Membership in America’s unions continues to plummet, but don’t count Big Labor out. Union leaders have joined arms with liberals on Capitol Hill to advance an ambitious but last-gasp legislative agenda.
First, some background: In 2006, union membership fell by another 300,000 (from 15.7 to 15.4 million) and the unionized share of the workforce dipped to a new post-World War II low of only 12%. In the private sector, only one in 14 workers carries a union card.
Soon, lawmakers will send the president legislation to increase the federal minimum wage by 40%, the first such increase in over a decade. In the Senate, labor leaders hope to revisit an issue that devastated several pro-labor Democrats in the 2002 elections — granting the full panoply of union privileges to federal employees who man the front lines in the domestic battle against terrorists, the Transportation Safety Administration.
But just over the legislative horizon lurks the number one item on Big Labor’s agenda — a bill that union leaders hope will revive the fortunes of America’s beleaguered union movement.
The misleadingly named Employee Free Choice Act, written by Rep. George Miller (D.-Calif.), who chairs the House Education and Labor Committee, would jettison the 60-year old precedent in federal labor law that guarantees workers the right to cast a secret ballot in union organizing elections. Instead, Miller would require employers to recognize a union when a majority of workers signs public statements or cards expressing their desire to form a union, bypassing a secret ballot. Interestingly, Miller actively opposes extending the card-check process to elections to decertify a union.
Substituting "card check" for secret-ballot elections may be the last, best hope for a movement desperately in need of new, dues-paying members. Indeed, as the senior Republican on Miller’s committee, Rep. Buck McKeon (R.-Calif.) put it, "supporters of this bill see the card check as a silver bullet through which organized labor will reverse their recently sagging fortunes." Why? As the Hartford Courant explained, "the card check procedure almost always results in a union victory because the union controls the entire process."
Ironically, federal labor law already grants critical advantages to union organizers. Secret-ballot elections to determine union representation are typically held at the employer’s discretion once 30% of employees have signed a petition or union authorization card. Employers must provide union organizers with a complete and accurate list of employee names and addresses. The law grants organizers, but not employers, the right to make their pro-union pitch directly to employees at their homes or over the phone. Employers, moreover, are legally barred from even informing their employees of the negative economic consequences that often follow unionization, such as layoffs, plant closures or bankruptcy.
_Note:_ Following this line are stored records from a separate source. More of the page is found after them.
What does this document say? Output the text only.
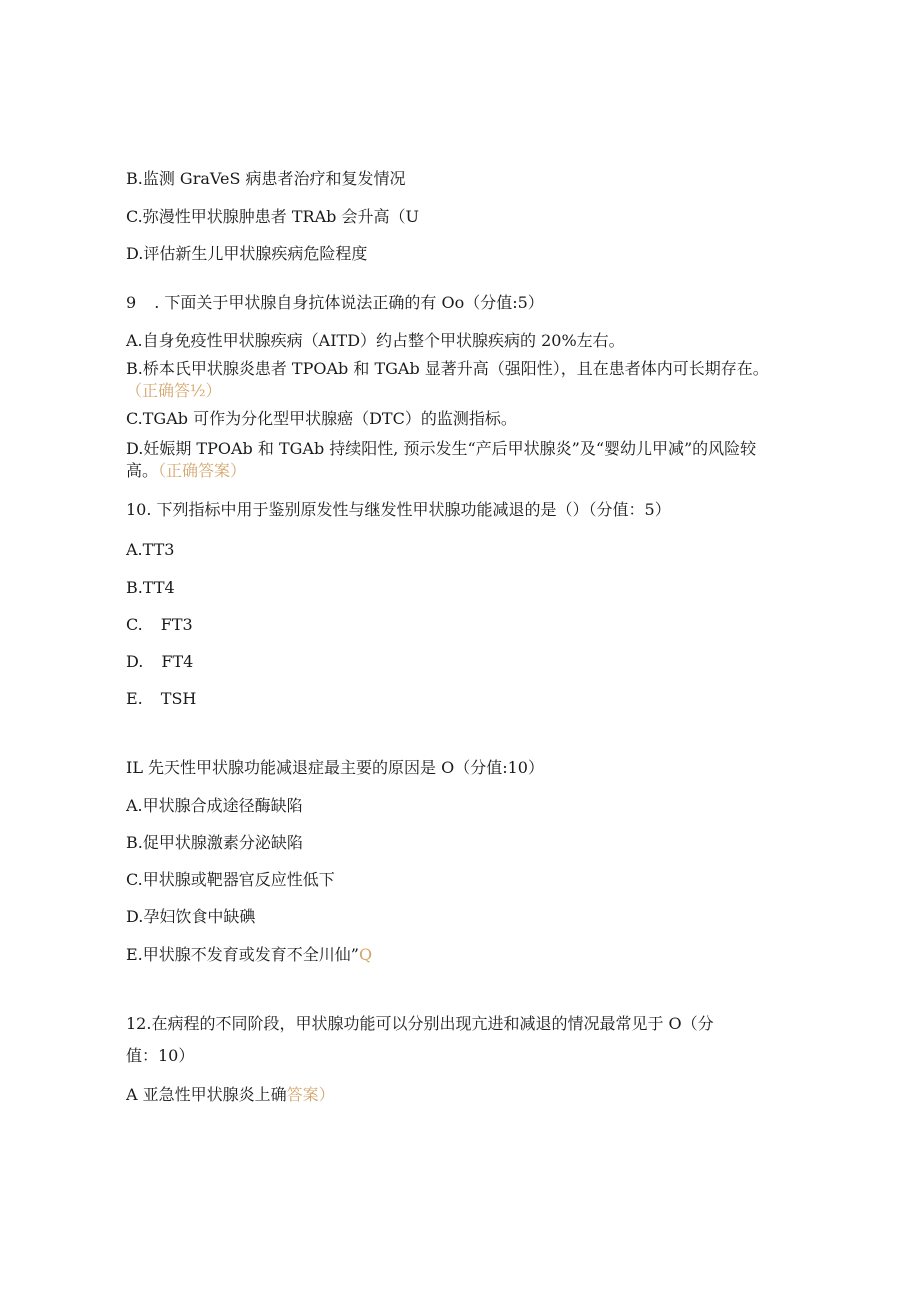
B.监测 GraVeS 病患者治疗和复发情况
C.弥漫性甲状腺肿患者 TRAb 会升高（U
D.评估新生儿甲状腺疾病危险程度
9 . 下面关于甲状腺自身抗体说法正确的有 Oo（分值:5）
A.自身免疫性甲状腺疾病（AITD）约占整个甲状腺疾病的 20%左右。
B.桥本氏甲状腺炎患者 TPOAb 和 TGAb 显著升高（强阳性），且在患者体内可长期存在。（正确答½）
C.TGAb 可作为分化型甲状腺癌（DTC）的监测指标。
D.妊娠期 TPOAb 和 TGAb 持续阳性, 预示发生“产后甲状腺炎”及“婴幼儿甲减”的风险较高。（正确答案）
10. 下列指标中用于鉴别原发性与继发性甲状腺功能减退的是（）（分值：5）
A.TT3
B.TT4
C. FT3
D. FT4
E. TSH
IL 先天性甲状腺功能减退症最主要的原因是 O（分值:10）
A.甲状腺合成途径酶缺陷
B.促甲状腺激素分泌缺陷
C.甲状腺或靶器官反应性低下
D.孕妇饮食中缺碘
E.甲状腺不发育或发育不全川仙”Q
12.在病程的不同阶段，甲状腺功能可以分别出现亢进和减退的情况最常见于 O（分
值：10）
A 亚急性甲状腺炎上确答案）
The record suggests that this process works. The overwhelming majority of employers play by the rules. And unions fare well in organizing elections. According to my Heritage Foundation colleague James Sherk, in 2005 not only did unions prevail in over 60% of the 2,115 secret ballot certification elections, but instances of employer coercion or intimidation were practically nonexistent — only 10 violations the entire year. Yet union leaders continue to maintain that the workplace is "an inherently and intensely coercive environment."
Chairman Miller should study the legislative history behind the secret ballot. In 1947, the committee he now chairs concluded that card-check elections (which at the time were permitted as an organizing tool) deprived "the American workingman … of his dignity as an individual. He has been cajoled, coerced, intimidated, and on many occasions beaten up …" He has been "forced into labor organizations against his will" and "compelled to contribute to causes and candidates for public office to which he was opposed."
There was a time, before organized labor seized upon card check as the primary union recruitment tool, when Miller and a murderers’ row of House liberals viewed the secret ballot as sacrosanct. In 2001, they wrote a revealing letter to Mexican officials involved in a unionization battle in which employees at a plant were seeking to switch their union representation. As members who were "concerned with international labor standards and the role of labor rights in international trade agreements," they urged Mexico to "use the secret ballot in all union recognition elections." "The increased use of the secret ballot," they concluded, "will help bring real democracy to the Mexican workplace."
They were right. Somebody needs to ask why they’ve changed their tune.